Елена Афанасьева - Колодец в небо
Сейчас соберу все силы. Волю всю соберу. И уйду. Попробую уйти. Сейчас. Сейчас-сейчас, оторву ногу от земли, сделаю шаг и…
Я делаю шаг, и нога проваливается в дыру. Мой сугробчик, с которого так отчетливо видны пытающие меня тени на потолке Его спальни, оказывается заваленной снегом горой мусора, под которым скрыт ход в какую-то дыру.

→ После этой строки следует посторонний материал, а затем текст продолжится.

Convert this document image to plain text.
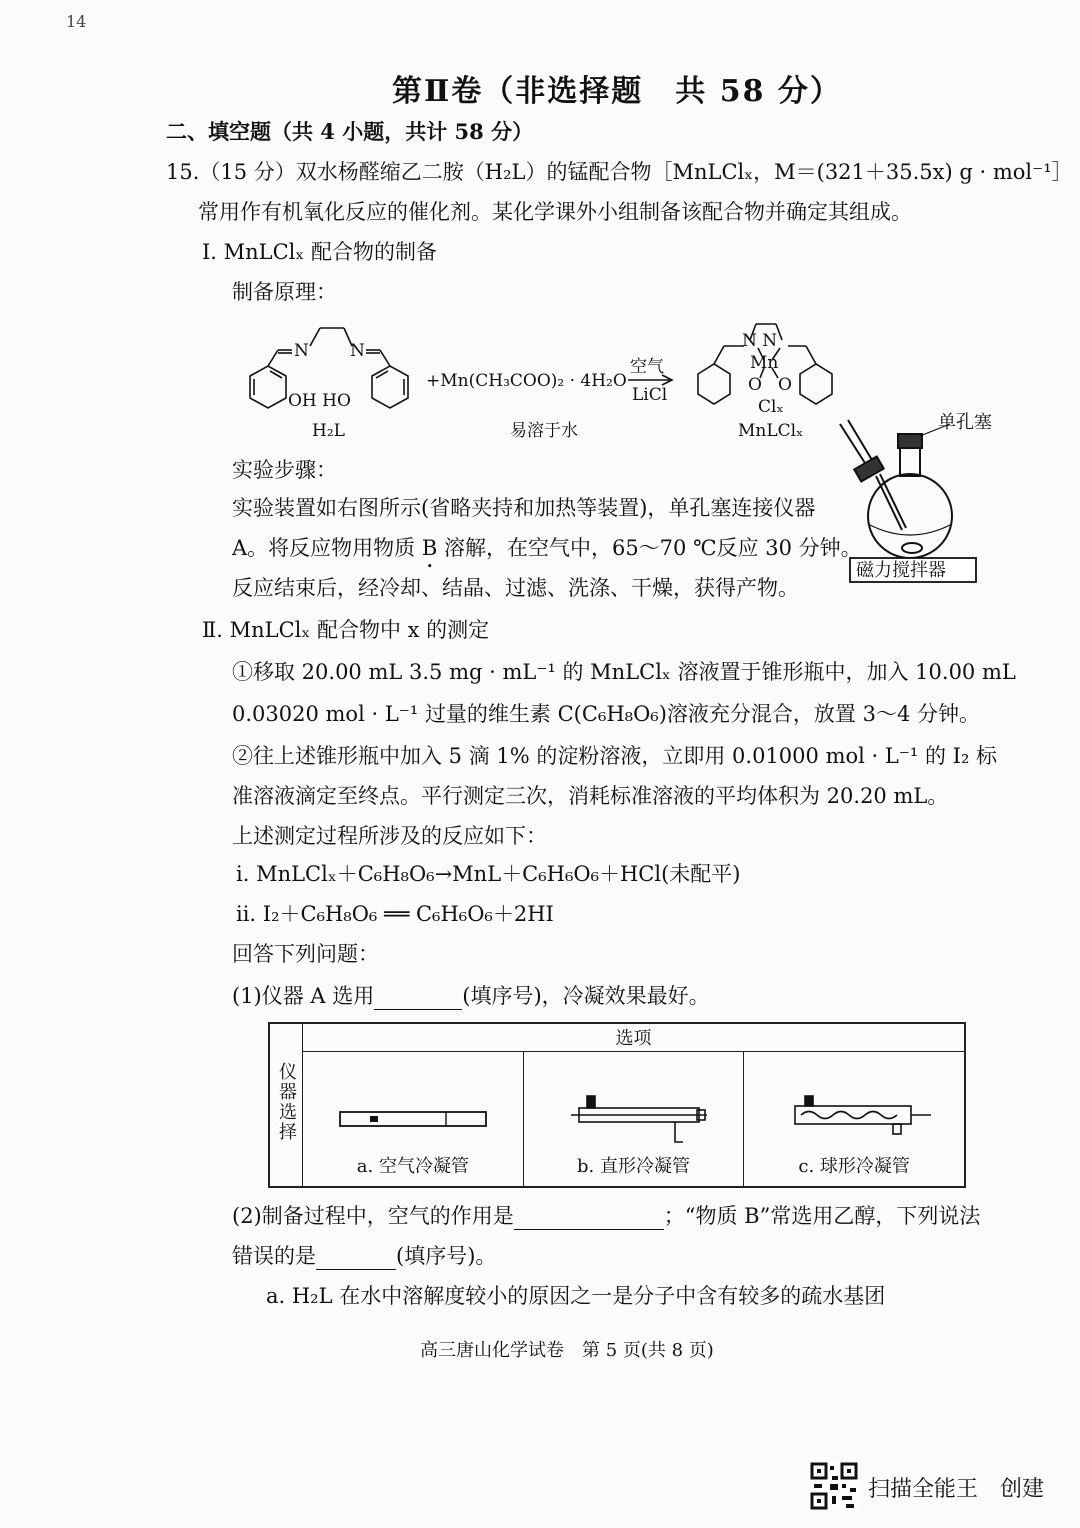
14
第Ⅱ卷（非选择题　共 58 分）
二、填空题（共 4 小题，共计 58 分）
15.（15 分）双水杨醛缩乙二胺（H₂L）的锰配合物［MnLClₓ，M＝(321＋35.5x) g · mol⁻¹］
常用作有机氧化反应的催化剂。某化学课外小组制备该配合物并确定其组成。
Ⅰ. MnLClₓ 配合物的制备
制备原理：
N N
OH HO
H₂L
+Mn(CH₃COO)₂ · 4H₂O
空气
LiCl
易溶于水
N N
Mn
O O
Clₓ
MnLClₓ
磁力搅拌器
单孔塞
实验步骤：
实验装置如右图所示(省略夹持和加热等装置)，单孔塞连接仪器
A。将反应物用物质 B 溶解，在空气中，65～70 ℃反应 30 分钟。
反应结束后，经冷却、结晶、过滤、洗涤、干燥，获得产物。
Ⅱ. MnLClₓ 配合物中 x 的测定
①移取 20.00 mL 3.5 mg · mL⁻¹ 的 MnLClₓ 溶液置于锥形瓶中，加入 10.00 mL
0.03020 mol · L⁻¹ 过量的维生素 C(C₆H₈O₆)溶液充分混合，放置 3～4 分钟。
②往上述锥形瓶中加入 5 滴 1% 的淀粉溶液，立即用 0.01000 mol · L⁻¹ 的 I₂ 标
准溶液滴定至终点。平行测定三次，消耗标准溶液的平均体积为 20.20 mL。
上述测定过程所涉及的反应如下：
ⅰ. MnLClₓ＋C₆H₈O₆→MnL＋C₆H₆O₆＋HCl(未配平)
ⅱ. I₂＋C₆H₈O₆ ══ C₆H₆O₆＋2HI
回答下列问题：
(1)仪器 A 选用	(填序号)，冷凝效果最好。
仪器选择	选项		

	a. 空气冷凝管	b. 直形冷凝管	c. 球形冷凝管
(2)制备过程中，空气的作用是	；“物质 B”常选用乙醇，下列说法
错误的是	(填序号)。
a. H₂L 在水中溶解度较小的原因之一是分子中含有较多的疏水基团
高三唐山化学试卷　第 5 页(共 8 页)
扫描全能王　创建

Нога застряла в дыре. И на помощь никого не позовешь. Кричать нельзя. Вдруг на шум выглянут мой N.N. с Лялей и застанут меня под окнами своей спальни! Лучше в преисподнюю провалиться! Уж лучше в преисподнюю!
И проваливаюсь. Ботинок скользит по запорошенному снегом хламу, и подвернувшаяся нога все глубже проваливается в дыру. Хочу выдернуть ногу, но чувствую, как откуда-то изнутри, из преисподней, кто-то за ногу меня цап, и словно клещами тянет и тянет вниз.
Я уже наполовину в дыре. Пальтишко и юбка задрались, и тому, кто тянет меня снизу, должно быть, видно мое не слишком роскошное белье – у Ляли, поди, белье совсем другое, кружевное! Виден и пояс со старенькими резинками – денег на новый пояс нет. И чулки! Стыд какой! Нелепо думать о недостаточной изящности собственного белья, когда чья-то неведомая сила влечет тебя в ад. Но ведь думается же, думается!
Что это? Расплата? Расплата за что?! За попытку не дозволить Ему счастья с другой?
Неведомая сила тянет и тянет меня вниз, пока все тело не протискивается в узкую щель заваленного ящиками и коробами потайного лаза. И только голова моя оказывается внутри этого подземелья, я чувствую на шее прикосновение чего-то холодного. И острого.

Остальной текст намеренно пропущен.